The Isolated Orbital Floor Fracture from a Transconjunctival or Subciliary Perspective-A Standardized Anthropometric Evaluation
Medicina Oral S. L.
Medicina Oral Patologia Oral Y Cirugia Bucal
Background: The influence of orbital fractures and their repair on the rate of deformities of the lower eyelid is an ongoing source of discussion in the literature. Most of the present studies include isolated blow-out as well as combined orbital fractures. Material and Methods: We present a retrospective evaluation of a series of 100 patients after isolated blow-out fracture repair using reference anthropometric data on standardized photographs. Analysis included eye fissure width and height, lid sulcus height, upper lid height, upper and lower iris coverage, position of cornea to palpebra inferior, canthal tilt, scleral show, ectropion and entropion. It was clearly distinguished between operated and contralateral eyelid, whether a transconjunctival or a subciliary approach was performed and amount of fracture. Our main interests were changes of the aforementioned parameters with regards to eyelid deformities. Results: Surgery per se did not significantly influence eyelid deformities. However, the surgical approach selected significantly affected eye fissure index, lower iris coverage and rate of scleral show, indicating retraction of the lower eyelid. Conclusions: The standardized measurements described here are accurate and objective to evaluate postoperative results. The subciliary approach included the highest risk of lower lid retraction as compared to transconjunctival approaches.

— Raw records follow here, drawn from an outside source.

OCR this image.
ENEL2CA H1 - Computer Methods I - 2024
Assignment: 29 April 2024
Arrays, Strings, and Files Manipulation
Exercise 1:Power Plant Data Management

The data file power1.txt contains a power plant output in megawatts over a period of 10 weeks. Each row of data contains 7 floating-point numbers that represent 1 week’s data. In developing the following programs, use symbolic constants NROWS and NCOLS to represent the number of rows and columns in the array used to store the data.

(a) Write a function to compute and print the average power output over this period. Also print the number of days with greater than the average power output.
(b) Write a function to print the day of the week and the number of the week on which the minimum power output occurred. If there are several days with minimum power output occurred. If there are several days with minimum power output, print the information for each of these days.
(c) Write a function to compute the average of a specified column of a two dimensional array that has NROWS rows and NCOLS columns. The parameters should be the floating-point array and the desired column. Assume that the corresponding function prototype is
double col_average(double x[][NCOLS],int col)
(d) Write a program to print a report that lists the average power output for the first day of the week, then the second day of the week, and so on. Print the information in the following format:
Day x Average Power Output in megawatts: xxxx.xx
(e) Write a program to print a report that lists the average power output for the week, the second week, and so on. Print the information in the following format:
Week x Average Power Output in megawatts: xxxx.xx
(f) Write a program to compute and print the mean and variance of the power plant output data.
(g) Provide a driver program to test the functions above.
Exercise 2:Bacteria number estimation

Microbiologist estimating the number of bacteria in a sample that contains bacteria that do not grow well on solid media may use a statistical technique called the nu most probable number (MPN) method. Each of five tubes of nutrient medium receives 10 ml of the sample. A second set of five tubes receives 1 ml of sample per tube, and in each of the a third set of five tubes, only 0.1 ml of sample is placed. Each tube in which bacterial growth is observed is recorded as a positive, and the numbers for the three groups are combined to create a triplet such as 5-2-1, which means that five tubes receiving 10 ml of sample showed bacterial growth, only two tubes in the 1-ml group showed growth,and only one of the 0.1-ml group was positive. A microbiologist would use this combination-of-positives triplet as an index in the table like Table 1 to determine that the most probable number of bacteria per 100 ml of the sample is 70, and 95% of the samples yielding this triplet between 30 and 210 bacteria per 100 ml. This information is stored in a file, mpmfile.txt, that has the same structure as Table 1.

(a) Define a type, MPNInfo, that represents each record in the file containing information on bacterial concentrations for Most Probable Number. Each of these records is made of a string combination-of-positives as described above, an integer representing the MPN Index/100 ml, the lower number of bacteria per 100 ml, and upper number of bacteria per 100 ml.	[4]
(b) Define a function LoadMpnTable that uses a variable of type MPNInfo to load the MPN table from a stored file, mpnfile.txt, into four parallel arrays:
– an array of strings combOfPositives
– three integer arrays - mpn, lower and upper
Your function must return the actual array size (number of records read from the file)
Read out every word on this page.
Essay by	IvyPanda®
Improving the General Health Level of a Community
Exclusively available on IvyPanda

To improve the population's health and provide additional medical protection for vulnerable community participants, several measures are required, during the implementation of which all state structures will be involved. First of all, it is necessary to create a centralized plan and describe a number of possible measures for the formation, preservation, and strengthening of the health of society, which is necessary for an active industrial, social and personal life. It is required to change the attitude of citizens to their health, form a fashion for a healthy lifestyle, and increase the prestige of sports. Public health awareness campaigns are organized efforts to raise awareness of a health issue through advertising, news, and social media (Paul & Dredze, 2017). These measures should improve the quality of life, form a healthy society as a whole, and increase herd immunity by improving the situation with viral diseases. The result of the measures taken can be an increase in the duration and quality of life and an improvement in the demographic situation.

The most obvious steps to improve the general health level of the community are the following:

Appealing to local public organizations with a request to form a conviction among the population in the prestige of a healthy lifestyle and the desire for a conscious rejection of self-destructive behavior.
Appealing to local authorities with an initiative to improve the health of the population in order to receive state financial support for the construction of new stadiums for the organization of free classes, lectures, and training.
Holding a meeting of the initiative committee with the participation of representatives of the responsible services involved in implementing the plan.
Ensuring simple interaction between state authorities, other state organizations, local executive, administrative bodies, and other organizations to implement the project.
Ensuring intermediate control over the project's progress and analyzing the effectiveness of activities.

Raschke, Gregor F.; Djedovic, Gabriel; Peisker, Andre; Wohlrath, Rene; Rieger, Ulrich M.; Guentsch, Arndt; Gomez-Dammeier, Marta; and Schultze-Mosgau, Stefan, "The Isolated Orbital Floor Fracture from a Transconjunctival or Subciliary Perspective-A Standardized Anthropometric Evaluation" (2016). School of Dentistry Faculty Research and Publications. 204.
Published version. Medicina Oral Patologia Oral Y Cirugia Bucal, Vol. 21, No. 1 (January 2016): E111-E117. DOI. © 2016 Medicina Oral S. L. Used with permission.